Namun laporan ini menyoroti bahwa meskipun skor Net Gainers meningkat dari “tinggi” menjadi “sangat baik” di antara lulusan perguruan tinggi, meningkat 16 poin dari +2 menjadi +20, skor tersebut berubah dari “sedang” menjadi “biasa-biasa saja” di antara lulusan sekolah dasar turun, turun 5 poin dari -7 hingga -12.
Nilai tersebut tetap “tinggi” di kalangan lulusan sekolah menengah atas, yang mengalami peningkatan 2 poin dari +3 menjadi +5. Skor pendapatan bersih juga meningkat dari “sedang” menjadi “sedang” di kalangan lulusan non-sekolah dasar, sebesar 4 poin dari -12 menjadi -8.

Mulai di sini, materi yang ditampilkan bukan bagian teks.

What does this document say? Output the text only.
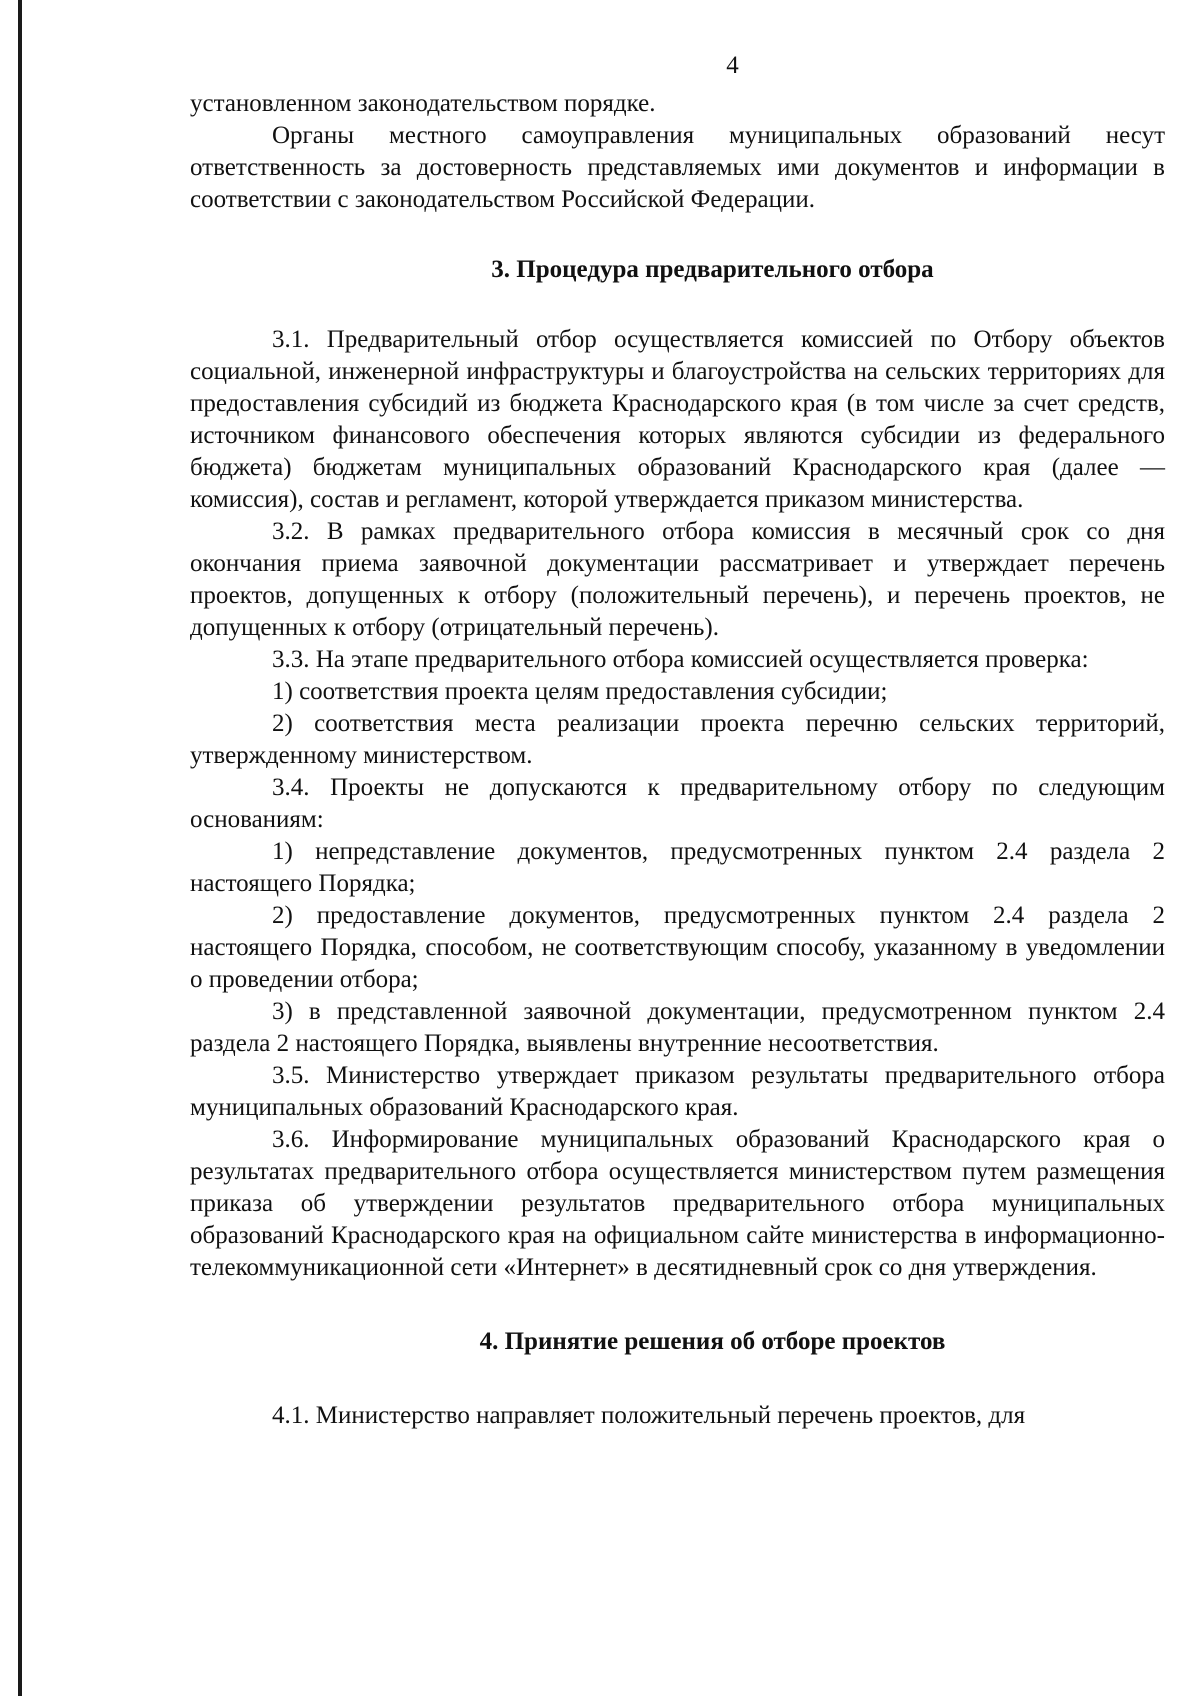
4

установленном законодательством порядке.

Органы местного самоуправления муниципальных образований несут ответственность за достоверность представляемых ими документов и информации в соответствии с законодательством Российской Федерации.

3. Процедура предварительного отбора

3.1. Предварительный отбор осуществляется комиссией по Отбору объектов социальной, инженерной инфраструктуры и благоустройства на сельских территориях для предоставления субсидий из бюджета Краснодарского края (в том числе за счет средств, источником финансового обеспечения которых являются субсидии из федерального бюджета) бюджетам муниципальных образований Краснодарского края (далее — комиссия), состав и регламент, которой утверждается приказом министерства.

3.2. В рамках предварительного отбора комиссия в месячный срок со дня окончания приема заявочной документации рассматривает и утверждает перечень проектов, допущенных к отбору (положительный перечень), и перечень проектов, не допущенных к отбору (отрицательный перечень).

3.3. На этапе предварительного отбора комиссией осуществляется проверка:

1) соответствия проекта целям предоставления субсидии;

2) соответствия места реализации проекта перечню сельских территорий, утвержденному министерством.

3.4. Проекты не допускаются к предварительному отбору по следующим основаниям:

1) непредставление документов, предусмотренных пунктом 2.4 раздела 2 настоящего Порядка;

2) предоставление документов, предусмотренных пунктом 2.4 раздела 2 настоящего Порядка, способом, не соответствующим способу, указанному в уведомлении о проведении отбора;

3) в представленной заявочной документации, предусмотренном пунктом 2.4 раздела 2 настоящего Порядка, выявлены внутренние несоответствия.

3.5. Министерство утверждает приказом результаты предварительного отбора муниципальных образований Краснодарского края.

3.6. Информирование муниципальных образований Краснодарского края о результатах предварительного отбора осуществляется министерством путем размещения приказа об утверждении результатов предварительного отбора муниципальных образований Краснодарского края на официальном сайте министерства в информационно-телекоммуникационной сети «Интернет» в десятидневный срок со дня утверждения.

4. Принятие решения об отборе проектов

4.1. Министерство направляет положительный перечень проектов, для
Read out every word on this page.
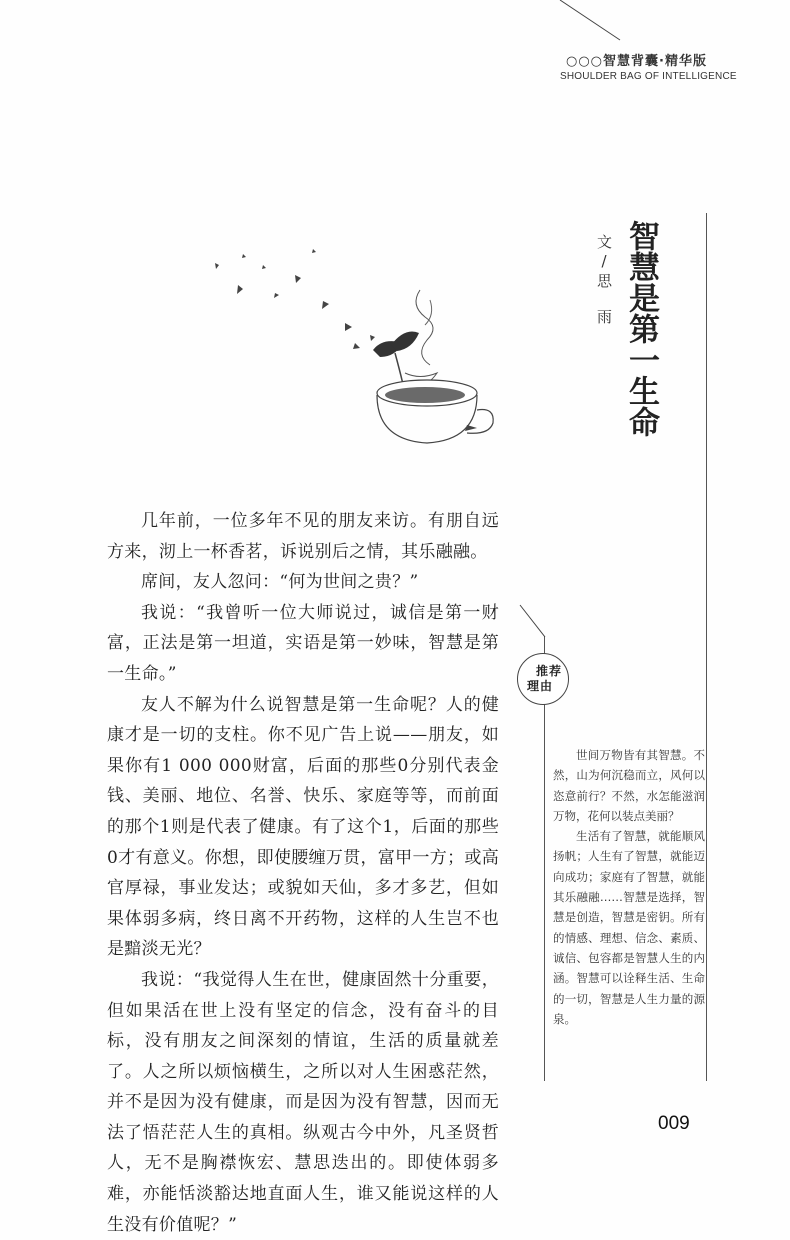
○○○智慧背囊·精华版
SHOULDER BAG OF INTELLIGENCE
智慧是第一生命
文/思　雨

几年前，一位多年不见的朋友来访。有朋自远方来，沏上一杯香茗，诉说别后之情，其乐融融。

席间，友人忽问：“何为世间之贵？”

我说：“我曾听一位大师说过，诚信是第一财富，正法是第一坦道，实语是第一妙味，智慧是第一生命。”

友人不解为什么说智慧是第一生命呢？人的健康才是一切的支柱。你不见广告上说——朋友，如果你有1 000 000财富，后面的那些0分别代表金钱、美丽、地位、名誉、快乐、家庭等等，而前面的那个1则是代表了健康。有了这个1，后面的那些0才有意义。你想，即使腰缠万贯，富甲一方；或高官厚禄，事业发达；或貌如天仙，多才多艺，但如果体弱多病，终日离不开药物，这样的人生岂不也是黯淡无光？

我说：“我觉得人生在世，健康固然十分重要，但如果活在世上没有坚定的信念，没有奋斗的目标，没有朋友之间深刻的情谊，生活的质量就差了。人之所以烦恼横生，之所以对人生困惑茫然，并不是因为没有健康，而是因为没有智慧，因而无法了悟茫茫人生的真相。纵观古今中外，凡圣贤哲人，无不是胸襟恢宏、慧思迭出的。即使体弱多难，亦能恬淡豁达地直面人生，谁又能说这样的人生没有价值呢？”

推荐
理由

世间万物皆有其智慧。不然，山为何沉稳而立，风何以恣意前行？不然，水怎能滋润万物，花何以装点美丽？

生活有了智慧，就能顺风扬帆；人生有了智慧，就能迈向成功；家庭有了智慧，就能其乐融融……智慧是选择，智慧是创造，智慧是密钥。所有的情感、理想、信念、素质、诚信、包容都是智慧人生的内涵。智慧可以诠释生活、生命的一切，智慧是人生力量的源泉。

009
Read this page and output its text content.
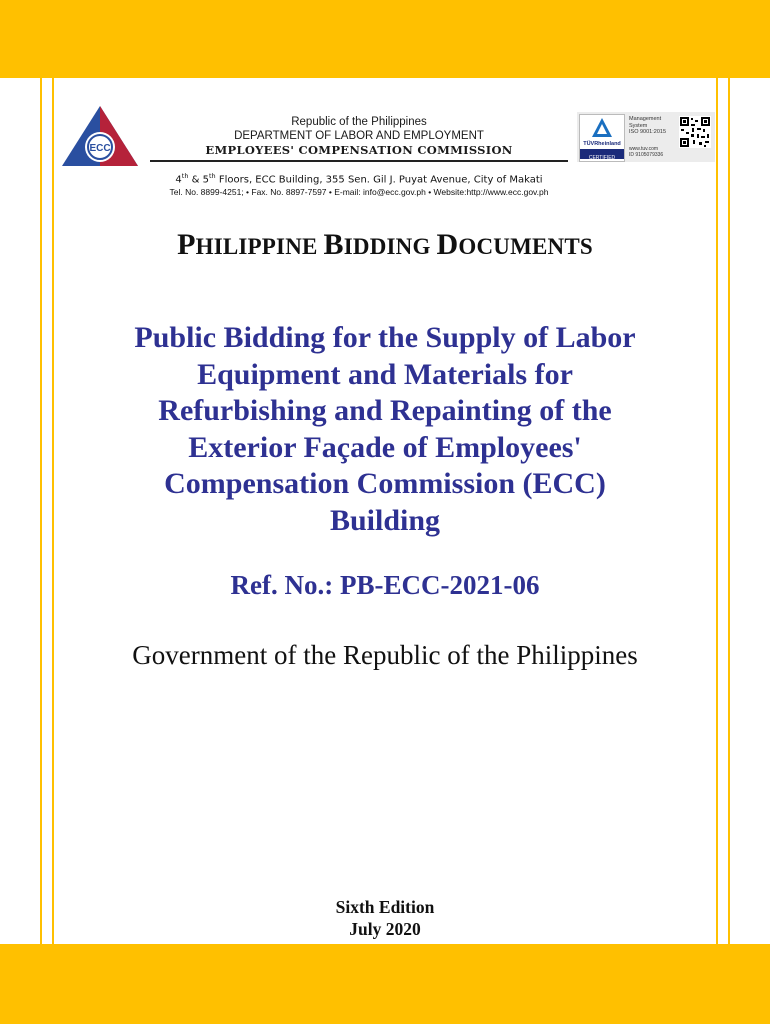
ECC
Republic of the Philippines
DEPARTMENT OF LABOR AND EMPLOYMENT
EMPLOYEES' COMPENSATION COMMISSION
4th & 5th Floors, ECC Building, 355 Sen. Gil J. Puyat Avenue, City of Makati
Tel. No. 8899-4251; • Fax. No. 8897-7597 • E-mail: info@ecc.gov.ph • Website:http://www.ecc.gov.ph
TÜVRheinland
CERTIFIED
Management System
ISO 9001:2015
www.tuv.com
ID 9105079336
PHILIPPINE BIDDING DOCUMENTS
Public Bidding for the Supply of Labor
Equipment and Materials for
Refurbishing and Repainting of the
Exterior Façade of Employees'
Compensation Commission (ECC)
Building
Ref. No.: PB-ECC-2021-06
Government of the Republic of the Philippines
Sixth Edition
July 2020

Jutaan orang berisiko kelaparan
Temuan SWS muncul ketika Filipina mengalami peningkatan inflasi, dengan Bangko Sentral ng Pilipinas (BSP) memperkirakan angka inflasi pada bulan November akan berada pada angka 7,4 persen hingga 8,2 persen.
BSP mengatakan inflasi bulan lalu didorong oleh kenaikan biaya listrik dan bahan bakar gas cair, serta komoditas pertanian akibat Paeng, badai tropis parah yang melanda Filipina pada akhir Oktober.
Perlu diingat bahwa angka tersebut mencapai angka tertinggi dalam 14 tahun terakhir – 7,7 persen – pada bulan tersebut karena kenaikan harga pada komoditas-komoditas utama, khususnya makanan dan minuman non-alkohol. Angka tersebut mengalahkan perkiraan median 7,1 persen dalam jajak pendapat Reuters.
Sebagaimana disoroti oleh Program Pangan Dunia (WFP) pada tanggal 14 Oktober lalu, krisis pangan global menyebabkan ratusan juta orang menderita kelaparan akut – bahkan ada yang berpotensi mendekati kelaparan.
“Selain penyebab yang diketahui – dampak konflik, COVID-19, dan perubahan iklim – ada musuh besar lainnya: kenaikan harga pangan dan kebutuhan pokok lainnya, terutama sejak perang di Ukraina,” kata WFP.
“Sejak konflik ini dimulai, kenaikan harga pangan, bahan bakar dan pupuk telah mendorong 70 juta orang semakin dekat dengan kelaparan,” kata Direktur Eksekutif WFP David Beasley, mengacu pada misi Vladimir Putin untuk menggulingkan Ukraina untuk menghapuskan Ukraina.
WFP mengungkapkan bahwa terdapat 345 juta orang di 82 negara yang menghadapi kelaparan akut atau lebih buruk lagi – naik dari 282 juta orang pada awal tahun ini: “Kenaikan harga yang tajam juga mengancam kemajuan yang telah dicapai dengan susah payah dalam membangun ketahanan dan ketahanan pangan dalam jangka panjang.”
Sebagaimana disoroti oleh Organisasi Perburuhan Internasional (ILO) dalam “Laporan Upah Global 2022-2023: Dampak Inflasi dan COVID-19 terhadap Upah dan Daya Beli,” krisis ekonomi dan kesehatan telah menurunkan nilai riil pekerja. upah.
“Ketimpangan pendapatan dan kemiskinan akan meningkat jika daya beli masyarakat berpenghasilan rendah tidak dipertahankan. Selain itu, pemulihan pascapandemi yang sangat dibutuhkan bisa terancam,” katanya.
“Hal ini dapat memicu keresahan sosial lebih lanjut di seluruh dunia dan melemahkan tujuan mencapai kesejahteraan dan perdamaian bagi semua orang.”
Sebagaimana dijelaskan oleh ILO, inflasi “menggigit daya beli upah minimum. Meskipun ada penyesuaian nominal, nilai riil upah minimum terkikis dengan cepat di banyak negara.”